Seasonal Depression – Whats It Like?
The daylight grows shorter and so does your mood. You feel tired all the time and hungry. You want cookies and toast. The jokes that used to make you laugh don’t. Cute bunnies still make you smile, but the ahhh of cuteness just isn’t there. You don’t want to be around anybody, just a blanket to cuddle with. The worst is that you feel like your life is worth nothing. You only seem to think of the stupid things you’ve done or said. You only remember the dumb things you’ve done.
I always figured seasonal depression, was due to the end of the year coming. I figured that I was facing the end of a year one way or the other and was looking back on my life and finding little. Those little things that make me irritated like traffic or dirty dishes left in the sink make me angry. The anger is followed by sadness, and then I feel hollow. I feel nothing. I am perfectly happy to sit and just stare.
I never paid much attention before. The depression came and it went, twice a year just like clockwork. But this year it seemed to come on sudden like. I decided to do some research. Maybe there was something I could do. Through research, I have discovered that I am not alone, that seasonal depression or seasonal affective disorder (SAD) is actually pretty common, especially in women. It is thought to be caused by hormones being out of whack. Genetics, age and your body’s natural chemical makeup all play a role in SAD.
A lot of research has been done on the reduced amount of sunlight you are exposed to in fall and winter. This messes with the regulation of your body’s internal clock telling you when to sleep or be awake. Reduced sunlight may also cause a drop in serotonin, a brain chemical that affects mood. Finally, research shows that melatonin, a sleep related hormone, increases during winter.

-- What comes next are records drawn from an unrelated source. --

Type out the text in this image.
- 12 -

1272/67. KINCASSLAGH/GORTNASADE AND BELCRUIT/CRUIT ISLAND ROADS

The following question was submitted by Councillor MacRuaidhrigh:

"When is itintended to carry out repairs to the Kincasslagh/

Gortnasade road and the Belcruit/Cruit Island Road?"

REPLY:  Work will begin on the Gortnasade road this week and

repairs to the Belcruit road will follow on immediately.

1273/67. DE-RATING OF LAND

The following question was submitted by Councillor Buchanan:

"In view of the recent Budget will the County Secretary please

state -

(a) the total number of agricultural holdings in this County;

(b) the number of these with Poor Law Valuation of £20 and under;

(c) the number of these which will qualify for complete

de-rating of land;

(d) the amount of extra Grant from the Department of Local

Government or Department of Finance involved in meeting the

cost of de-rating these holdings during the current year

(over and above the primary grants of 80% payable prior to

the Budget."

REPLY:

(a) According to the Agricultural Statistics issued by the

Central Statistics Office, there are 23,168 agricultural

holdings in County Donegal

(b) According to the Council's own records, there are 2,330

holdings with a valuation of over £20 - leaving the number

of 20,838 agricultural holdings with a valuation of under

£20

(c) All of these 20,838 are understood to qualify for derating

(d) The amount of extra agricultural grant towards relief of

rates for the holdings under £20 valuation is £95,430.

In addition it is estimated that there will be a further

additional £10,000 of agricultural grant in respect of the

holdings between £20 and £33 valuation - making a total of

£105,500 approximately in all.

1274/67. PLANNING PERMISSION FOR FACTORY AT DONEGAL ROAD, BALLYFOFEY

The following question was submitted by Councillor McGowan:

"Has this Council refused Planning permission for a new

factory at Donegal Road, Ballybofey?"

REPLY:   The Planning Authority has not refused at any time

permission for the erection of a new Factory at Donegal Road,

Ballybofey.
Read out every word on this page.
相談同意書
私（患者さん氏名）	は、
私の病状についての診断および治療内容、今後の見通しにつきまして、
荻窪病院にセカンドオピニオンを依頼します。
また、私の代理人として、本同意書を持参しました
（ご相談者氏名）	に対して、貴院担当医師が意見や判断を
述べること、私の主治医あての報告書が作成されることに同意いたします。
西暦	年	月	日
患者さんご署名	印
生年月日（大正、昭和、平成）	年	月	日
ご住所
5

A therapy known as light therapy has shown a lot of good results. You have to purchase special light bulbs that simulate sunlight and basically stare at them for 30 minutes or so every day. More suggested therapies include: getting outside every day, getting plenty of exercise and eating right. If your symptoms are more severe, it is suggested that you seek out group or private therapy.
According to the Chinese, everything has a yin and yang which are opposite forces that complement each other. Yang is positive and yin is negative. In nature, the yin cycle begins in autumn and continues into spring. This winter cycle is associated with our kidney system, the root of our Qi (pronounced Chee) or our energy. During winter it is natural to crave foods high in calories the help keep the body warm. Unfortunately this screws up the natural balance in the body and throws off the Qi. Once again it is recommended to get outside, exercise and eat right. Acupuncture is also recommended.
Staying healthy has always been a great concern of mine.